Attorney General Jeff Sessions on Friday revealed that the Justice Department would be giving Chicago law enforcement additional resources to help combat crime and also filed a brief in opposition to a proposal to reform city policing practices.
In large cities like Chicago, the duty to maintain “public safety, security and order” generally falls upon their police departments, Sessions said in a news release from the Justice Department.
“There is one government institution, and one alone, that has the ability to make Chicago safer – that is the Chicago Police Department,” Sessions said. “Our goal should be to empower it to fulfill its duties, not to restrict its proper functioning or excessively demean the entire department for the errors of a few. Make no mistake: Unjustified restrictions on proper policing and disrespect for our officers directly led to this tragic murder surge in Chicago.”
The DOJ announced earlier this week that it would oppose the proposed consent decree on Chicago police, which has been brought before a federal judge for consideration.
The announcement followed remarks by President Trump in which he supported using the “stop-and-frisk” police method as a means of fighting the crime in the city. In 2015, the city reached an agreement with the American Civil Liberties Union of Illinois to curb the practice.
The president, speaking in Orlando to a convention of the International Associated of Chiefs of Police, said he requested that Sessions “immediately” go to Chicago “to help straighten out the terrible shooting wave.”
As part of Trump’s request to step in, “five additional violent crime prosecutors” will report to the crime-stricken city and will help John Lausch, the U.S. attorney for the Northern District of Illinois, launch a Gun Crimes Prosecution Team, the DOJ news release said.
“Working with state and local law enforcement, this new unit will help ensure that Chicago’s most dangerous criminals are charged quickly after arrest and prosecuted, disrupting the cycle of violence in the neighborhoods most in need,” the news release said.
Five violent crime coordinators (VCCs) will also join Lausch’s Project Safe Neighborhoods team, the DOJ said.
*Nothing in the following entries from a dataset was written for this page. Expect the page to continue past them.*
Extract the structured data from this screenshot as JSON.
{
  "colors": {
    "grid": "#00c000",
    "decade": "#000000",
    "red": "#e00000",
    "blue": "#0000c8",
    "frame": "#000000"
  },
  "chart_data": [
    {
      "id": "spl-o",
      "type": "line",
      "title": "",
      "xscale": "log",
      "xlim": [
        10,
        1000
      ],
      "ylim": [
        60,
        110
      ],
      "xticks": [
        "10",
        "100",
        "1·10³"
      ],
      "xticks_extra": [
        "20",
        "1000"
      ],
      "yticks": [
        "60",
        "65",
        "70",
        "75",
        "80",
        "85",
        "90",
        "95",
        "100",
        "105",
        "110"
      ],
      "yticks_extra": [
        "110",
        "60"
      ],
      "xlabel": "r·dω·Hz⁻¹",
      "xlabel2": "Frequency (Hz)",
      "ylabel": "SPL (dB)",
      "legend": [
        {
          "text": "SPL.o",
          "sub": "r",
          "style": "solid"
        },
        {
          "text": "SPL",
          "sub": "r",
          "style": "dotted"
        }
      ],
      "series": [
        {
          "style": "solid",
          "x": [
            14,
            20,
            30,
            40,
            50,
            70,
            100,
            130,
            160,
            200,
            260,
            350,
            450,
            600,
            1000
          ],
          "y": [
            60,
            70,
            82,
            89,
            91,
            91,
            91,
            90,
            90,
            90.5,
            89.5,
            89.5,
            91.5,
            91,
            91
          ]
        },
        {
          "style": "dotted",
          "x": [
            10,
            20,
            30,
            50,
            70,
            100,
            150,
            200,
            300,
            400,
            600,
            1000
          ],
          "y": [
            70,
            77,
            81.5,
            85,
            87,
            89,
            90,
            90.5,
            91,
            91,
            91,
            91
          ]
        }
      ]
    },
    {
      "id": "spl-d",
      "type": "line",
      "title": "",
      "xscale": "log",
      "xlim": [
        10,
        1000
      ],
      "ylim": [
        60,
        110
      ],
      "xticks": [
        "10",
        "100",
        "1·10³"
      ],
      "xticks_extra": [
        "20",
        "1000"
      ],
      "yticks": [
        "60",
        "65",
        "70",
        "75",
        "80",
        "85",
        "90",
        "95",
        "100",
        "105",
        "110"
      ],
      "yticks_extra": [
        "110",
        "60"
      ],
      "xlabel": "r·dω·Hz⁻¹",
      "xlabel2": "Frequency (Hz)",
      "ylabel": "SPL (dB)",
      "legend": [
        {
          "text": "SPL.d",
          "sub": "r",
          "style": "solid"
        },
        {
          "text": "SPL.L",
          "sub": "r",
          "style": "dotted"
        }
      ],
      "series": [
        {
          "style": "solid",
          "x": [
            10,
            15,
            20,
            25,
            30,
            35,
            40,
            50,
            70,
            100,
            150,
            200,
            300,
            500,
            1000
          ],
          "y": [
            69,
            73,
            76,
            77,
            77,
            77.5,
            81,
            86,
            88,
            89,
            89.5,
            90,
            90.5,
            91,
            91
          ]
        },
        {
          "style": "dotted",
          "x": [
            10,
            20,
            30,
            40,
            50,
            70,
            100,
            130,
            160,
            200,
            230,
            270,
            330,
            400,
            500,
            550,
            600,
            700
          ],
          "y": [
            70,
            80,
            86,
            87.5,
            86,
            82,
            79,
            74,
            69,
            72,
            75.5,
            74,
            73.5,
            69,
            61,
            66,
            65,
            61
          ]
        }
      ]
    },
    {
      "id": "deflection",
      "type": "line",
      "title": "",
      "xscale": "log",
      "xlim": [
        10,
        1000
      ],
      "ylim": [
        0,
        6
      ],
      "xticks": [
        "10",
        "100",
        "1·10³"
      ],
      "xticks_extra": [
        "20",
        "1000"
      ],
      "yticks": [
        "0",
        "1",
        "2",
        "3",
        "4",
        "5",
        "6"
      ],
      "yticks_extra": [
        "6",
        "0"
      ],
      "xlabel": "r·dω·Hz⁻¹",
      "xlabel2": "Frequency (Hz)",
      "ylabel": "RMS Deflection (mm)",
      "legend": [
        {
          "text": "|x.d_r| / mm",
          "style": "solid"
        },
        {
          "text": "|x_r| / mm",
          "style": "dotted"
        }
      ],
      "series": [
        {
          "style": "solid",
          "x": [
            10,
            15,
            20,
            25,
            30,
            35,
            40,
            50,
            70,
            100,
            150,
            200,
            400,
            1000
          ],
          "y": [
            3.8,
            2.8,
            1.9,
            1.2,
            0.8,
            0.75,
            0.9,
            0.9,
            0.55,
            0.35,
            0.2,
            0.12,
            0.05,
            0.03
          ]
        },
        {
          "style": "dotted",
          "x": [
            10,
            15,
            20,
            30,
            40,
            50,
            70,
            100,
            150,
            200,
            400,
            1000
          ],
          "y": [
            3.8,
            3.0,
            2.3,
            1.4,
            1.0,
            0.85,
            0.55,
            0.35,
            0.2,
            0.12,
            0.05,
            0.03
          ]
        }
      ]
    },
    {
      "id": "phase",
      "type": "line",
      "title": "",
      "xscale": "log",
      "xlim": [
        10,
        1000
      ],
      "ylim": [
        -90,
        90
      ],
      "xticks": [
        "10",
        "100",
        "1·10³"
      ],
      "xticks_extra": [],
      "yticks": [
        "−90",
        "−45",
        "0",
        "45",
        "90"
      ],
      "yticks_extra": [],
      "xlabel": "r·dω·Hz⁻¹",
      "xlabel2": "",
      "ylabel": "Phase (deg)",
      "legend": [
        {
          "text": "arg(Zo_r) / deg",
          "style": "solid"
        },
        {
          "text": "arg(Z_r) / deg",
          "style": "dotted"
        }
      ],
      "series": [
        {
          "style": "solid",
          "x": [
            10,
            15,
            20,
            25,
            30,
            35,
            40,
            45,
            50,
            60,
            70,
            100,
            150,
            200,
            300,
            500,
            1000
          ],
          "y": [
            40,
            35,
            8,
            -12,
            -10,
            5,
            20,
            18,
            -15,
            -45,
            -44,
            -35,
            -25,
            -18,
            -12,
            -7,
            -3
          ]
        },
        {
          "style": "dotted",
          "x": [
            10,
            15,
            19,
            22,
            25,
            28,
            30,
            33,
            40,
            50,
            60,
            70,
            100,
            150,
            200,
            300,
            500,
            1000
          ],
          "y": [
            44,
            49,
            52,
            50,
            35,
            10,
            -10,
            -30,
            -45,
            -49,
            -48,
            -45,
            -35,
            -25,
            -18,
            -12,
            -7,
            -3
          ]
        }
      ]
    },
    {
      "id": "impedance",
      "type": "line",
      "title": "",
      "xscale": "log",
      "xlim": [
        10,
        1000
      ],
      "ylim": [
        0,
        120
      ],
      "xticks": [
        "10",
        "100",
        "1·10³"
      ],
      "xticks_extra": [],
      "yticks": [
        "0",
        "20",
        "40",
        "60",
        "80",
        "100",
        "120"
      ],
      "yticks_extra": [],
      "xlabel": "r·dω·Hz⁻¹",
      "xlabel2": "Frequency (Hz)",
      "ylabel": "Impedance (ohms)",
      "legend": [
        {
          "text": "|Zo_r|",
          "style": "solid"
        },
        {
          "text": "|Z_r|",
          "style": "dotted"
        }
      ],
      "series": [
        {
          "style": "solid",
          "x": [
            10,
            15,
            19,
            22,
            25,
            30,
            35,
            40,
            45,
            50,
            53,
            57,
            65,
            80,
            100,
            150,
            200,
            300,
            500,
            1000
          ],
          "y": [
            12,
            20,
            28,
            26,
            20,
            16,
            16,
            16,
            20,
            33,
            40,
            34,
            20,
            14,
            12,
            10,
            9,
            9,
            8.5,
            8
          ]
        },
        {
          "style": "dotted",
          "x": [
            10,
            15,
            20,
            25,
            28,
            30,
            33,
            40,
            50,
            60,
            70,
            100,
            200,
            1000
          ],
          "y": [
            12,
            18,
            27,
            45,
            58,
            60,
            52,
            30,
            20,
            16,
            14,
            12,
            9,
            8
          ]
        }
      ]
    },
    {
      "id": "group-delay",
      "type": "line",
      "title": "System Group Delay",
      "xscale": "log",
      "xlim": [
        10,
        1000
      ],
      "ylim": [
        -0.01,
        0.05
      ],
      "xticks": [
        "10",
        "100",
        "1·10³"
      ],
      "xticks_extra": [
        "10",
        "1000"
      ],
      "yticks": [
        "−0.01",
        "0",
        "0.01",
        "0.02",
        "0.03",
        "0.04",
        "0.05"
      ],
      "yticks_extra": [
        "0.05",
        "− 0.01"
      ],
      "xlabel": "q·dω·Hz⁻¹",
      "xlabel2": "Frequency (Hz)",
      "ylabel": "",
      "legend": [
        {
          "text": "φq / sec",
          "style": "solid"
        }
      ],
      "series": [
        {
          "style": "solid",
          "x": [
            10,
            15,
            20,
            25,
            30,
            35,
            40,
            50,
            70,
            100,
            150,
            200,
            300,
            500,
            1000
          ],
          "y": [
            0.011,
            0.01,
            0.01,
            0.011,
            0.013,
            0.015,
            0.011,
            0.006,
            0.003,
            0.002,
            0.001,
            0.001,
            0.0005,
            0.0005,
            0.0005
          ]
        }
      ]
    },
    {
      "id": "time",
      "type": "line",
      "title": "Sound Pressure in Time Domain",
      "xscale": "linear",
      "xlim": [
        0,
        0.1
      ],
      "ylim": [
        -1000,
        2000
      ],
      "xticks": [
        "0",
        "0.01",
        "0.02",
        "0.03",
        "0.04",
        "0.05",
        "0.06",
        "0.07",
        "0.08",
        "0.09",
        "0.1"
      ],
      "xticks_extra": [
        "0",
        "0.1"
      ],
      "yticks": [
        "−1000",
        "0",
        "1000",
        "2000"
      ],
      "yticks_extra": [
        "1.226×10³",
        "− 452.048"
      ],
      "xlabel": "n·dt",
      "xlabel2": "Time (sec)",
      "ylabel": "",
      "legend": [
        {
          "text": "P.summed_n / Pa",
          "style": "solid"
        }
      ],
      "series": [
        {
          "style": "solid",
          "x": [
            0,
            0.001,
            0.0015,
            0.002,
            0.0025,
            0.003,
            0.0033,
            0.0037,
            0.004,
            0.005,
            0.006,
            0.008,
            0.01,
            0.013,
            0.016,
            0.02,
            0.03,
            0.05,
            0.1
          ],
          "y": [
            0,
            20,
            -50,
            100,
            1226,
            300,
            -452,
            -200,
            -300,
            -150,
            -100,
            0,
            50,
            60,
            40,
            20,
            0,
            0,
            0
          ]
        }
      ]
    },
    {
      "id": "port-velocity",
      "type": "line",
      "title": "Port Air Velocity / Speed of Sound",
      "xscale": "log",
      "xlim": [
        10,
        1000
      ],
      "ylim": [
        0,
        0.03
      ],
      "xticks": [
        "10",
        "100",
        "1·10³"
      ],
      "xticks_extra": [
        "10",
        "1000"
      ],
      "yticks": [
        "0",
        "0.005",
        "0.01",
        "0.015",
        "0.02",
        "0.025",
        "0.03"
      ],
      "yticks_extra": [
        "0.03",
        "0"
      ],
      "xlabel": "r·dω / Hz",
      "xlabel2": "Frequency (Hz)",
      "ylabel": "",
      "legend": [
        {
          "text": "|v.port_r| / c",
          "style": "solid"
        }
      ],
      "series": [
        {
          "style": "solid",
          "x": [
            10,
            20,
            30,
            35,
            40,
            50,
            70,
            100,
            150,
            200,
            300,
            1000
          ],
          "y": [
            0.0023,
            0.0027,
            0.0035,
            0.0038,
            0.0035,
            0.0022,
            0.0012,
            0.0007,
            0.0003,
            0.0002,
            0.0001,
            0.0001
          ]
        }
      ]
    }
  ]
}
“These experienced VCCs will join the existing ATF VCC in Chicago in the daily review of firearm arrests and seizures in the city to ensure the most violent firearm offenders are promptly and effectively prosecuted in federal court,” the news release said.
The DOJ on Friday filed a statement of interest in a lawsuit between Chicago and the state of Illinois, in which the latter sued in August 2017 over the alleged “use of excessive force and racially biased policing,” the news release said.
In September 2018, the two parties entered the consent decree proposal to the District Court for the Northern District of Illinois for consideration, the news release said. However the DOJ, in its statement, said it doesn’t believe that this agreement, or any other, is necessary.
“The Statement of Interest ‘asks the court not to enter the Proposed Consent Decree but, rather, to allow state and local officials – and Chicago’s brave front-line police officers – to engage in flexible and localized efforts to advance the goal of safe, effective, and constitutional policing in Chicago,” the news release said.
Fox News’ Samuel Chamberlain contributed to this report.